Dr. Nosyk and his team are also able to use the data to inform clinical guidelines and practice.
“Out of this big dataset, we can emulate clinical trials using advanced statistical methods to investigate the value of current clinical practices,” he said. “There are a lot of small clinical questions for which there were very limited data available, but now we can use our data to answer them — that’s exciting.”
They are also applying their skills to a new project that will test the effectiveness and cost-effectiveness of an expanded peer support program to promote OAT retention and reduce the risk of overdose death.
A piece in the puzzle
“Incremental improvements in the quality of service delivery will most certainly be counted in lives saved,” Dr. Nosyk and his team wrote in the conclusion of their paper.
Laura’s life was saved by methadone, but not without her own tireless advocacy, and a little luck.
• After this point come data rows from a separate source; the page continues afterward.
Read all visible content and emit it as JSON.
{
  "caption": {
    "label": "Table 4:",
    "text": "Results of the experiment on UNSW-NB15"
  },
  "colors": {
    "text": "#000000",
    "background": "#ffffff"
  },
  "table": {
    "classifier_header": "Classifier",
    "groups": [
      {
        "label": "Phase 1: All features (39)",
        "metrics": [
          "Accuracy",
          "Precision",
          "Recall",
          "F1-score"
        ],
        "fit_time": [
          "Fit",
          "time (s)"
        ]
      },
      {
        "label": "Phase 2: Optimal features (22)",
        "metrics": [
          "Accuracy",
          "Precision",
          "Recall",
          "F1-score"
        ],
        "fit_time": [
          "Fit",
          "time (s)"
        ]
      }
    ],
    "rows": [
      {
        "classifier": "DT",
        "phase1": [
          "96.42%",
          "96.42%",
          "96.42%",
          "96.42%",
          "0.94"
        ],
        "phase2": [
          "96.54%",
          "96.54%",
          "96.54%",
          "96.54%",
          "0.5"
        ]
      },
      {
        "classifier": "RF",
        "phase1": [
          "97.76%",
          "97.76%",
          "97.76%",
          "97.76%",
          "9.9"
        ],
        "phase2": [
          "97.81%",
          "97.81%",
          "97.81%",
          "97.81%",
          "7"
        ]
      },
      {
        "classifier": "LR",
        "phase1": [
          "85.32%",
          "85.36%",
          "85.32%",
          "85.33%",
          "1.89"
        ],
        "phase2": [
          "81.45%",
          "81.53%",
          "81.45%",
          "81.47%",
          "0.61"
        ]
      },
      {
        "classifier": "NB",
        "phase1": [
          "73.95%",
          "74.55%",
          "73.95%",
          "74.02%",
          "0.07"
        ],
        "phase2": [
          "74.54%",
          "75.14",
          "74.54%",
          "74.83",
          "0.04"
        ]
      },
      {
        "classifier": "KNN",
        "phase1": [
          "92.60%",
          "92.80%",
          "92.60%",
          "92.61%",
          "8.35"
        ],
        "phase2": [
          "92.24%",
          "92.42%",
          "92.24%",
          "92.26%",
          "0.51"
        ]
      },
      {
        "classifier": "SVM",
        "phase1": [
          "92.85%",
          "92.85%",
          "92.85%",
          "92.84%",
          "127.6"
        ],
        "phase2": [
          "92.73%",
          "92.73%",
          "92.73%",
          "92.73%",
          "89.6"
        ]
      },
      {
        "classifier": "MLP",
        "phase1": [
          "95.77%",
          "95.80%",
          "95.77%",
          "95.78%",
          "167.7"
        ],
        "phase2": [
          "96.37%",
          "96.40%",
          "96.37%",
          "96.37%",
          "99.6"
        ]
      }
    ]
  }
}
Now, Laura is able to use her experience to help others.
When asked why it’s important for people like her to get involved with research, her answer is unequivocal: “Because I know it, because I’ve lived it. It’s not just a job to me. If I don’t do this, I’ll die, and so will hundreds of other people.”
Despite her years of experience navigating care as a person with lived experience of drug use, she is used to the system’s constraints on her day-to-day life. She ends our interview early as she races to the pharmacy before it closes for the day so she can pick up her daily medication.